Intanto giocavo nervosamente con il mio ciondolo regalatomi nella mia prima prova in Tibet svoltasi solo 9 mesi prima, e dire che mi sembrava passata un’eternità.
In meno tempo di quello che avevo previsto mi ritrovai pronto per la prova e seduto nel docking mind.
La connessione fu rapida e poco dolorosa, ormai mi stavo abituando a quello stupro mentale, così mi trovai totalmente immerso in quella realtà virtuale.
La scena era esattamente come nella prova di Fulvio, così mi diressi senza problemi verso il velivolo per entrarci.
Una volta sistematomi come ritenevo più opportuno, infatti l’interno non era proprio uguale a quello di velivoli che avevo provato e aveva qualche stranezza anche se però non avrei saputo dire di che tipo, sentii una forte fitta alla nuca come se la connessione si stesse intensificando e borbottai una piccola esclamazione di dolore.
“Tutto a posto?”
La voce del Dottore giungeva proprio al momento giusto, ma sicuramente avrà o sentito il mio borbottare o avrà visto le impennate dei grafici.

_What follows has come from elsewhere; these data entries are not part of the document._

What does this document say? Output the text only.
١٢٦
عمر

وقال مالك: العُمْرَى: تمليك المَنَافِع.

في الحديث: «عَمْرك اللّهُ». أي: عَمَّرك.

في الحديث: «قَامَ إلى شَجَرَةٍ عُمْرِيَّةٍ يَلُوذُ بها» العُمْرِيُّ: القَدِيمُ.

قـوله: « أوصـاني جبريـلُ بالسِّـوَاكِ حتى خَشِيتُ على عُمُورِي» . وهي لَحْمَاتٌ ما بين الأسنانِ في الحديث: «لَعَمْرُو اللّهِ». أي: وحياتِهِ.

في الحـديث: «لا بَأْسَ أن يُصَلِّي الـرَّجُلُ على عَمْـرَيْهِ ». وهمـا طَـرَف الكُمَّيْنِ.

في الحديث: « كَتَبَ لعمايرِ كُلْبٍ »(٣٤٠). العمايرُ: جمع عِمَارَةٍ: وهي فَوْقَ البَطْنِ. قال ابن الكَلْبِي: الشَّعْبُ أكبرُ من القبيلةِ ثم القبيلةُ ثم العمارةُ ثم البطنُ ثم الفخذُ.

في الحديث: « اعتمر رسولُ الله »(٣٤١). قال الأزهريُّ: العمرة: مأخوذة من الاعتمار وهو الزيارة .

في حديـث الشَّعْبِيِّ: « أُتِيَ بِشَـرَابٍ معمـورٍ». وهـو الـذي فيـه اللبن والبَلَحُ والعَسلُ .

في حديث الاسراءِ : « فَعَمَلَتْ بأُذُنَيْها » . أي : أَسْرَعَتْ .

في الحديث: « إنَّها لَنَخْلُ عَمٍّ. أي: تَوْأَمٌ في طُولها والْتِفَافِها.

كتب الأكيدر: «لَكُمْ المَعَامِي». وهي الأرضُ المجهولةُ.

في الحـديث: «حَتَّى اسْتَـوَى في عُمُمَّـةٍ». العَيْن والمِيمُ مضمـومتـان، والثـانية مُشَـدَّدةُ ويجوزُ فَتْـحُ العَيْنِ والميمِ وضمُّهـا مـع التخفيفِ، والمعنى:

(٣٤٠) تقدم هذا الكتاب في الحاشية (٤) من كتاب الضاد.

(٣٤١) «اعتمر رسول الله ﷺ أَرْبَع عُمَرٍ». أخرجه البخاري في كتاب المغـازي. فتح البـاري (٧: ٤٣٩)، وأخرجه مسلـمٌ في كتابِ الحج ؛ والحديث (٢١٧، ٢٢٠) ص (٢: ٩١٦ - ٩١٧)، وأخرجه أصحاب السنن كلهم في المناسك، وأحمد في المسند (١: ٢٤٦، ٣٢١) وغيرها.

“A dire il vero non tanto, ho una fitta alla nuca che non accenna a diminuire.”
“Non ti preoccupare, è normale, nel giro di pochi secondi passerà. Ora la tua missione è quella di portarti sulla pista 3 e decollare, hai tutto il tempo che voi a tua disposizione.”
Non mi sentivo così limitato come sembrava essere Fulvio, così iniziai la procedura per muovermi, ma la fitta non accennava a diminuire.
Il velivolo si stava muovendo molto bene anche se i comandi non mi sembravano rispondere a dovere, sembravano fuori sincrono e anche il ritorno delle manovre sembrava in ritardo.
Arrivato davanti alla pista pronto per la partenza la fitta alla nuca era insopportabile, iniziavo a provare una strana sensazione, come se ci fosse qualcosa di strano e non mi sentivo propriamente “solo” nella mia testa.
Erano trascorsi solo pochi minuti dall’inizio della prova e stavo per dare piena potenza quando per un istante vidi un’immagine, una sensazione che non avevo certo provato, mi sentivo nel vuoto cosmico vicino ad un ammasso galattico di qualche tipo.
Subito dopo la fitta si trasformò in una vera e propria lacerazione e non riuscii a non trattenre un forte grido di dolore.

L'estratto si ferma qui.